1. What is a prime number?
Also known prime number only divisible by 1 and itself a natural number, that is, except 1 and itself as a divisor, nothing else about the number.
---> 2 from the beginning to the value -1 is not to be this number divisible by itself.
2. way:
Package cn.tust.cycle; / * * output primes less than 50000 * * * / public class PrimeNumber { public static void main (String [] args) { Boolean isFlag = to true ; Long startTime = System.currentTimeMillis (); // traverse the 50000 number for ( int I = 2; I <= 50000; I ++ ) { // primes that can only be 1 and itself divided by a natural number for ( int J = 2; J <I; J ++ ) { IF ( 0% J == I ) { isFlag =to false ; } } IF (== isFlag to true ) { System.out.println (I); } isFlag = to true ; } Long the endtime = System.currentTimeMillis (); System.out.println ( "the time taken is:" + (endtime- startTime)); } }
the output: the time taken is: 5637ms
When in a mode when a certain divisible i j, i.e. when the first is assigned isFlag false, do not perform again the cycle j, i of the next cycle can be done directly.
Package cn.tust.cycle; / * * output primes less than 50000 * * * / public class PrimeNumber { public static void main (String [] args) { Boolean isFlag = to true ; Long startTime = System.currentTimeMillis (); // traverse the 50000 number for ( int I = 2; I <= 50000; I ++ ) { // primes that can only be 1 and itself divided by a natural number for ( int J = 2; J <I; J ++ ) { IF ( 0% J == I ) { isFlag =to false ; BREAK ; // Optimization 1: Only non-prime number of natural numbers is valid } } IF (== isFlag to true ) { System.out.println (I); } isFlag = to true ; } Long the endtime = System.currentTimeMillis ( ); System.out.println ( "is the time taken:" + (endtime- startTime)); } }
the output: the time taken is: 544ms
Optimization 2:
Package cn.tust.cycle; / * * output primes less than 50000 * * * / public class PrimeNumber { public static void main (String [] args) { Boolean isFlag = to true ; Long startTime = System.currentTimeMillis (); // traverse the number 50000 for ( int I = 2; I <= 50000; I ++ ) { // prime number is 1 and that only a natural number divisible by itself for ( int J = 2; J <the Math.sqrt (I); ++ J) { // optimization 2: natural number itself is not a prime number and a prime number is valid IF (% I J == 0 ) { isFlag= To false ; BREAK ; // Optimization 1: Only non-prime number of natural numbers is valid } } IF (== isFlag to true ) { System.out.println (I); } isFlag = to true ; } Long the endtime = System.currentTimeMillis (); System.out.println ( "is the time taken:" + (endtime- startTime)); } }
the output: the time taken is: 69 ms
Why the number of times the inner loop cycle will be modified to the square root of i?
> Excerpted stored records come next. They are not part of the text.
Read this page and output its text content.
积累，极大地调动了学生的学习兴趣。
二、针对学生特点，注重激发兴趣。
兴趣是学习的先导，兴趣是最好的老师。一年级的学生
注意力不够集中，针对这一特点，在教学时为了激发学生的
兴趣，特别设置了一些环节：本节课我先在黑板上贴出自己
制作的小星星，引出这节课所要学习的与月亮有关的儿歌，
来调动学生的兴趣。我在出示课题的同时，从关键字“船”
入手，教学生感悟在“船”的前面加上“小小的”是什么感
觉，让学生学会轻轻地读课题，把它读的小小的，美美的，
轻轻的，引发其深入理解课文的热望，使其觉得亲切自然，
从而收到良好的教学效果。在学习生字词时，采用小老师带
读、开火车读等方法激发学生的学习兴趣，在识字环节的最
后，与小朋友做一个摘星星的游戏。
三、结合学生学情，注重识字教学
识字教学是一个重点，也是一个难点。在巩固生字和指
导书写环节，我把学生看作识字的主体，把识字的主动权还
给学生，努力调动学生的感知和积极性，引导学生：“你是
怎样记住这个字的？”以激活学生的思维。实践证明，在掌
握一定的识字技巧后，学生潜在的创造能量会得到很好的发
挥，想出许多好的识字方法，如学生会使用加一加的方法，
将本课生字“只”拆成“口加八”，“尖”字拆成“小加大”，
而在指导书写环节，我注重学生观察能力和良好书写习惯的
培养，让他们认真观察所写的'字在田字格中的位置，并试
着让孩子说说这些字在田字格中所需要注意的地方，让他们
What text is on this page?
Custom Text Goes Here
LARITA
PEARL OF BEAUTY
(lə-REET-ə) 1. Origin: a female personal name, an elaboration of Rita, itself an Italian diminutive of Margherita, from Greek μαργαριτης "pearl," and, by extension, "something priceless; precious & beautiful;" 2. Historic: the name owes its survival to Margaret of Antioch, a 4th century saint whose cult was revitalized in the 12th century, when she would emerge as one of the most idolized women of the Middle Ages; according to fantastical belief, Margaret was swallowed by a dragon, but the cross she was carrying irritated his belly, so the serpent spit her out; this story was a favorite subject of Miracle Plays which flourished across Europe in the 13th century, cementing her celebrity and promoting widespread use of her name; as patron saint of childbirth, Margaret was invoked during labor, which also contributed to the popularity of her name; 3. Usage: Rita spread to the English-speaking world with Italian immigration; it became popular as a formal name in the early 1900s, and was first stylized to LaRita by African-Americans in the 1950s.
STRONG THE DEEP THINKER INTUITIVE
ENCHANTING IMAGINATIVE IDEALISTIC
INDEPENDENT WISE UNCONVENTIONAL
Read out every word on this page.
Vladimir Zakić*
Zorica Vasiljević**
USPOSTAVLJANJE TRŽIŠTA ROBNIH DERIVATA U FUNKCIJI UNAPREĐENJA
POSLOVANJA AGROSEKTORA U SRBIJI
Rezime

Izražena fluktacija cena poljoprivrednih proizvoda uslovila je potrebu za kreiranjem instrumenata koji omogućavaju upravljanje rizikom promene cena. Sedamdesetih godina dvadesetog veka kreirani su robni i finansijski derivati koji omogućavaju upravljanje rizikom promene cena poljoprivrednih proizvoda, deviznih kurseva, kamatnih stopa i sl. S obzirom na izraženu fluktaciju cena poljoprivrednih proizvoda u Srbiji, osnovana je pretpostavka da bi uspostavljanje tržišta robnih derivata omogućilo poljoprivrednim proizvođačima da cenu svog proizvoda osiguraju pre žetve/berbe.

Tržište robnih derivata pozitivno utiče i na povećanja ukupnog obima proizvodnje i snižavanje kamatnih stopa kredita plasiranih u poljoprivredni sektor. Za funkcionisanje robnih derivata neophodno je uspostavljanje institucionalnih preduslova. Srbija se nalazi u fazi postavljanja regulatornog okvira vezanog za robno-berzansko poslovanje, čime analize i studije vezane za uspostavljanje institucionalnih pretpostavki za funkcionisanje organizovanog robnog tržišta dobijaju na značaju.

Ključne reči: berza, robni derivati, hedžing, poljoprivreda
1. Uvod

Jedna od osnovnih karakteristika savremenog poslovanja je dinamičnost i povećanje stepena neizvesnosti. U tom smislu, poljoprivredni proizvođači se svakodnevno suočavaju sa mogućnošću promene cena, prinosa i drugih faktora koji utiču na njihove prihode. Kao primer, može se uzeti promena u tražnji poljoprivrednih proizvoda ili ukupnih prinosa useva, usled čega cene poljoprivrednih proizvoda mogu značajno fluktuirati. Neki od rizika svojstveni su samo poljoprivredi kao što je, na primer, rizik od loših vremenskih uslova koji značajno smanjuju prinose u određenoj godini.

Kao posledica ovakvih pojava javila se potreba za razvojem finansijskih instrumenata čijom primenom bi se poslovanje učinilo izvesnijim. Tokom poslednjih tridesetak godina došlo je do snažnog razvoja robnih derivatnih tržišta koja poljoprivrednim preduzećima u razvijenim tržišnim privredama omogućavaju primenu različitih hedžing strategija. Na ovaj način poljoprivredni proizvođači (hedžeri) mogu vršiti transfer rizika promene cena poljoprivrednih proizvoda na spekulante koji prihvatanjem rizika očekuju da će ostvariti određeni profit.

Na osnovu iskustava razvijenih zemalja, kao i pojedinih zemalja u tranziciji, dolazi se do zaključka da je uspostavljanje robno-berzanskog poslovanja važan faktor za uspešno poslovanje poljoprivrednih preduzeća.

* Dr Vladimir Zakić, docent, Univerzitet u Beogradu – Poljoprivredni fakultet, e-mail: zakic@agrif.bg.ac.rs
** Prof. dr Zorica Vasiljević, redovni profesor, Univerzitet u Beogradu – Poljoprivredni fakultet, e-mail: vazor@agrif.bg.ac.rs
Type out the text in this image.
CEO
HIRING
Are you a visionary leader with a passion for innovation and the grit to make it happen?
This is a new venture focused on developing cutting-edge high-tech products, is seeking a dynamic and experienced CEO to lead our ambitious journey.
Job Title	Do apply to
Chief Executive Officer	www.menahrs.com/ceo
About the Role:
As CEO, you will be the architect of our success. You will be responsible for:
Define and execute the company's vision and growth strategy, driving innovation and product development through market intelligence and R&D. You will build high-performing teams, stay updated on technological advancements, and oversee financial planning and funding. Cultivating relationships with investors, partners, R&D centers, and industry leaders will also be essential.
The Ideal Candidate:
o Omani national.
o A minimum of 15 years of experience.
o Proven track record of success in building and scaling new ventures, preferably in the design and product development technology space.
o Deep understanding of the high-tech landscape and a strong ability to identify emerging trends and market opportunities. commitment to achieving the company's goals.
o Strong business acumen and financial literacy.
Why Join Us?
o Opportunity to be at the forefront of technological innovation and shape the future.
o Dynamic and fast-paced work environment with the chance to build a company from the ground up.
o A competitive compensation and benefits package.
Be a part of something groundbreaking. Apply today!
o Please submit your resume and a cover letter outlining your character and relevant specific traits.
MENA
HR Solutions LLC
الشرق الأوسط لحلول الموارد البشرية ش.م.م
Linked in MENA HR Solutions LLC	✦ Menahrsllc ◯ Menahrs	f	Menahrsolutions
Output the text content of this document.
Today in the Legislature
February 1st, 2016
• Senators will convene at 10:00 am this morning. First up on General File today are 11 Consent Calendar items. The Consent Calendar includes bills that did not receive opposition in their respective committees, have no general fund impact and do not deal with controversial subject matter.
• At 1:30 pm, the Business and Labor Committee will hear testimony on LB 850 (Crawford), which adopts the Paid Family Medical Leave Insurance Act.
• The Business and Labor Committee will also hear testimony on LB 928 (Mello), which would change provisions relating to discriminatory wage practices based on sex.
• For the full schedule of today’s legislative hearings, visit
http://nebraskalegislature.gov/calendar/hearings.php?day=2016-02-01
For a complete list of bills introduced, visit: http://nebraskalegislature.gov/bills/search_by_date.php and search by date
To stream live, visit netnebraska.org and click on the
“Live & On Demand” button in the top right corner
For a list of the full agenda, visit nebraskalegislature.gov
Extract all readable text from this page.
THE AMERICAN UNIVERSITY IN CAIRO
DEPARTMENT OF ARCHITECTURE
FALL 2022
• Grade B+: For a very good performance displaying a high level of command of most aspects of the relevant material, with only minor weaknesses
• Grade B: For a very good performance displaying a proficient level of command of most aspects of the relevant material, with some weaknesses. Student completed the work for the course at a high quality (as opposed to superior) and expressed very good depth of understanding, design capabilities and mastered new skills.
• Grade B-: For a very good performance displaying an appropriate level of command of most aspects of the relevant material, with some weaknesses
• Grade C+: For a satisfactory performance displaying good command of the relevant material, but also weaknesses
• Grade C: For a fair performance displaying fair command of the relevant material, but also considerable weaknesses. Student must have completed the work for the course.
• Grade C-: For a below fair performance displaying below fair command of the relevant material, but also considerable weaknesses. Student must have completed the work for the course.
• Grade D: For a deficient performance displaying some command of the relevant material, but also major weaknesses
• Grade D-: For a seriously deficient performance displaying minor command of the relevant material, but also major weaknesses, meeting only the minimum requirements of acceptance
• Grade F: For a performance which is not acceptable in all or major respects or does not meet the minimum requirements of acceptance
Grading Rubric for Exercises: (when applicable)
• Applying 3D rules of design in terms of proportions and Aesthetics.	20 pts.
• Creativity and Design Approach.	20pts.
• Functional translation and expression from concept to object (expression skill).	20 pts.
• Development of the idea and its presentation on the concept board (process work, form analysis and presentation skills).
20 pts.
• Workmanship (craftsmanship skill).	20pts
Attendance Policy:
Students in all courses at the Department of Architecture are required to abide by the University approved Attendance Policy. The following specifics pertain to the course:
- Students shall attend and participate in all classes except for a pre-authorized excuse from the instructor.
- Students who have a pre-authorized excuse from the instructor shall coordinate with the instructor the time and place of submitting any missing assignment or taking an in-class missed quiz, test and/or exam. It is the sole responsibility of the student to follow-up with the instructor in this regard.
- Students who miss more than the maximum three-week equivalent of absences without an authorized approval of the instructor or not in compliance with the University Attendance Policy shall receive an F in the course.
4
Answer: 97, for example, when 97 removed to a certain number of times, the result is also given that the root axes 2-97, divided by 2, when 48.5, so the number would not go after 48 cycle, because after the number 48 is greater than the number of pairs is less than 1 2; in addition to that when the square root of the number of the time, this is the square root of the resulting number, when the upward addition, the results obtained are have already had a number of pairs, i.e., a divisor is just so long as the loop Math.sqrt (i) on the line.